だが、その声に覇気は無く、なんとなくであるが、
「(何か、嫌なことでもあったのだろうか・・・)」
気持ちが、沈んでいるように見えた。
「んー?どうしたんだい猫くん」
透けた少女(と呼ぶことにする)を見つめすぎていたようで、黒髪少女(区別して呼ぶようにしよう)に変に思われたようだ。

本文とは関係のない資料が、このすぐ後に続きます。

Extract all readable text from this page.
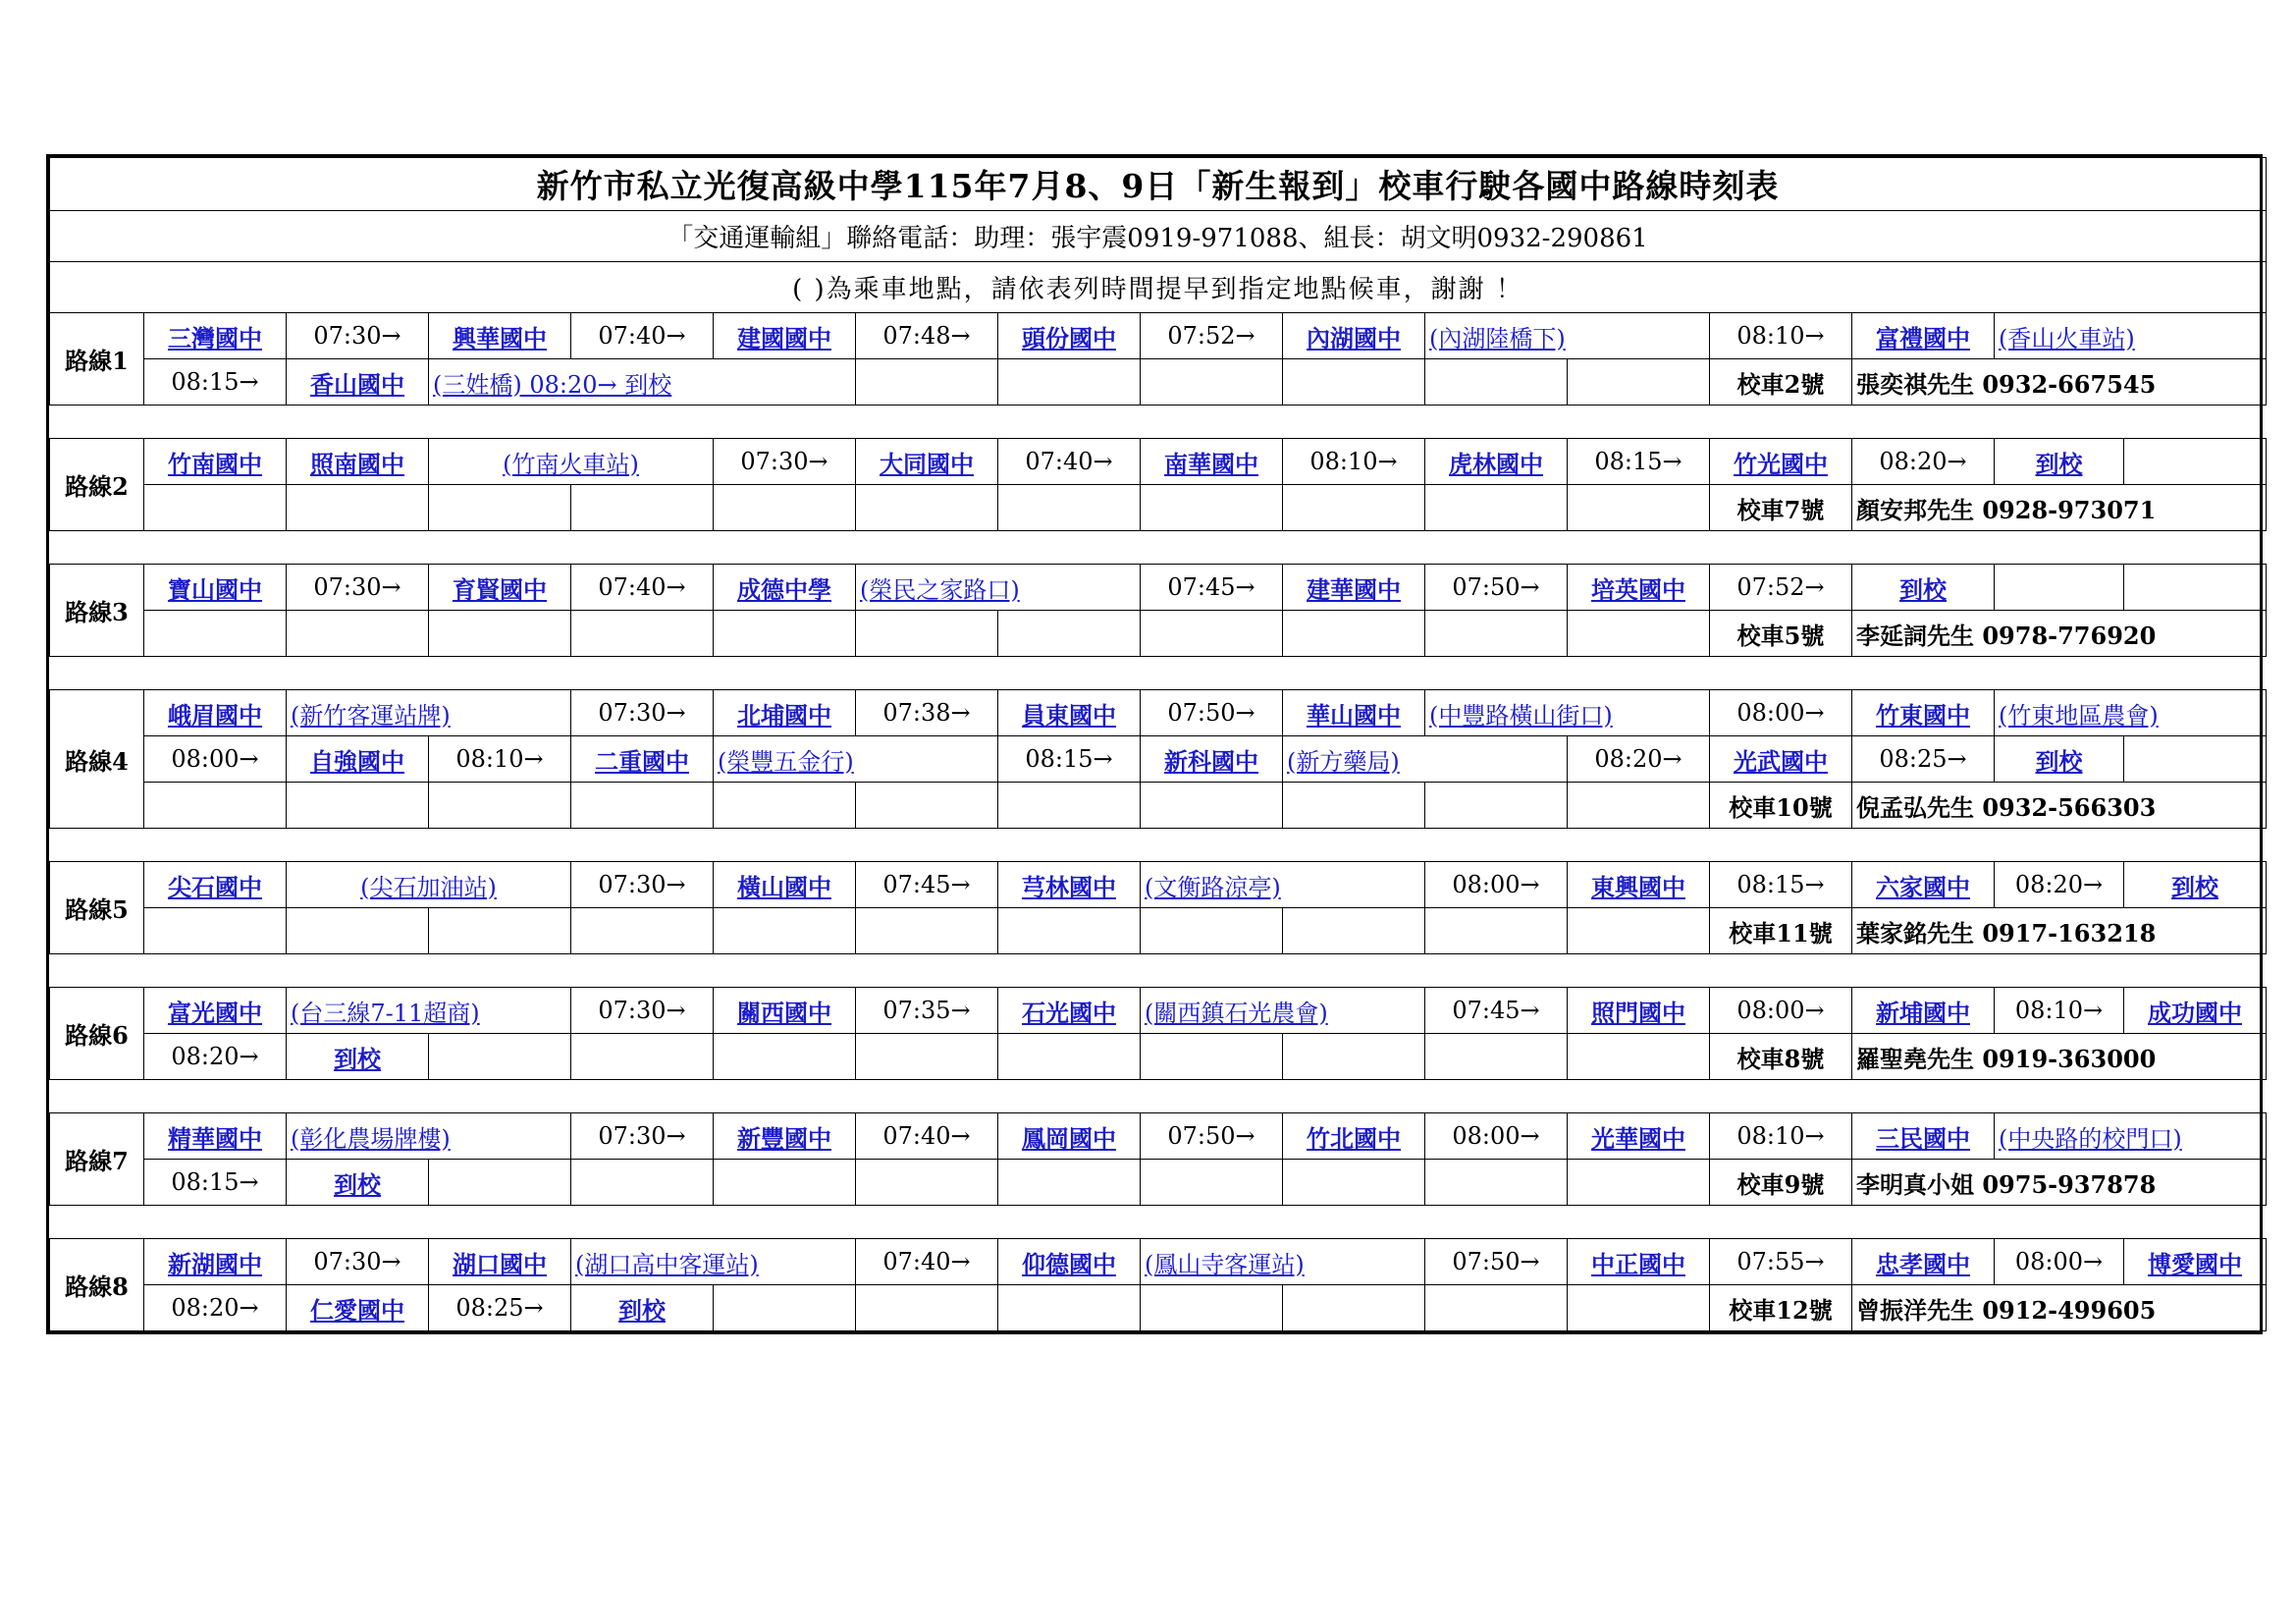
新竹市私立光復高級中學115年7月8、9日「新生報到」校車行駛各國中路線時刻表															
「交通運輸組」聯絡電話：助理：張宇震0919-971088、組長：胡文明0932-290861															
( )為乘車地點，請依表列時間提早到指定地點候車，謝謝 ！															
路線1	三灣國中	07:30→	興華國中	07:40→	建國國中	07:48→	頭份國中	07:52→	內湖國中	(內湖陸橋下)		08:10→	富禮國中	(香山火車站)	
	08:15→	香山國中	(三姓橋) 08:20→ 到校									校車2號	張奕祺先生 0932-667545		

路線2	竹南國中	照南國中	(竹南火車站)		07:30→	大同國中	07:40→	南華國中	08:10→	虎林國中	08:15→	竹光國中	08:20→	到校	
												校車7號	顏安邦先生 0928-973071		

路線3	寶山國中	07:30→	育賢國中	07:40→	成德中學	(榮民之家路口)		07:45→	建華國中	07:50→	培英國中	07:52→	到校		
												校車5號	李延詞先生 0978-776920		

路線4	峨眉國中	(新竹客運站牌)		07:30→	北埔國中	07:38→	員東國中	07:50→	華山國中	(中豐路橫山街口)		08:00→	竹東國中	(竹東地區農會)	
	08:00→	自強國中	08:10→	二重國中	(榮豐五金行)		08:15→	新科國中	(新方藥局)		08:20→	光武國中	08:25→	到校	
												校車10號	倪孟弘先生 0932-566303		

路線5	尖石國中	(尖石加油站)		07:30→	橫山國中	07:45→	芎林國中	(文衡路涼亭)		08:00→	東興國中	08:15→	六家國中	08:20→	到校
												校車11號	葉家銘先生 0917-163218		

路線6	富光國中	(台三線7-11超商)		07:30→	關西國中	07:35→	石光國中	(關西鎮石光農會)		07:45→	照門國中	08:00→	新埔國中	08:10→	成功國中
	08:20→	到校										校車8號	羅聖堯先生 0919-363000		

路線7	精華國中	(彰化農場牌樓)		07:30→	新豐國中	07:40→	鳳岡國中	07:50→	竹北國中	08:00→	光華國中	08:10→	三民國中	(中央路的校門口)	
	08:15→	到校										校車9號	李明真小姐 0975-937878		

路線8	新湖國中	07:30→	湖口國中	(湖口高中客運站)		07:40→	仰德國中	(鳳山寺客運站)		07:50→	中正國中	07:55→	忠孝國中	08:00→	博愛國中
	08:20→	仁愛國中	08:25→	到校								校車12號	曾振洋先生 0912-499605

どうやら黒髪少女に、透けた少女は見えてはいないようだった。
「なにか見えるのかい?」
『猫に・・・話しかけてる?』
「ナー(私と話をしていると怪しく思われるぞ)」
「だいじょぶだいじょぶ!今誰もいないしー」
『怖いお姉さんだと思ってたけど結構可愛いトコもあるんだなぁwww』
「ニャー(・・・怪しく思われるどころか可愛いに分類されたな・・・)」
「えー何何誰のこと?なんのことー?」
『猫くんずっとこっち見てるけどもしかして見えてんの!!?すげー!』
「ナー(話が噛み合わん奴らよ・・・)」
「ちょ、奴らってだれ?あたしとアンタのこと?それ以外に誰かいるの??」
『あ、でもお姉さんには内緒だよー?今のあたし幽霊みたいなもんだしー』
「ニャー(ほう、幽霊というのかお前は)」
「は?幽霊?マヂで?」
『え?幽霊?どこに?』
「ニャッ(いい加減にせい!)」
このあと、いつもよりも更に不思議な会話は十数分続いたのであった。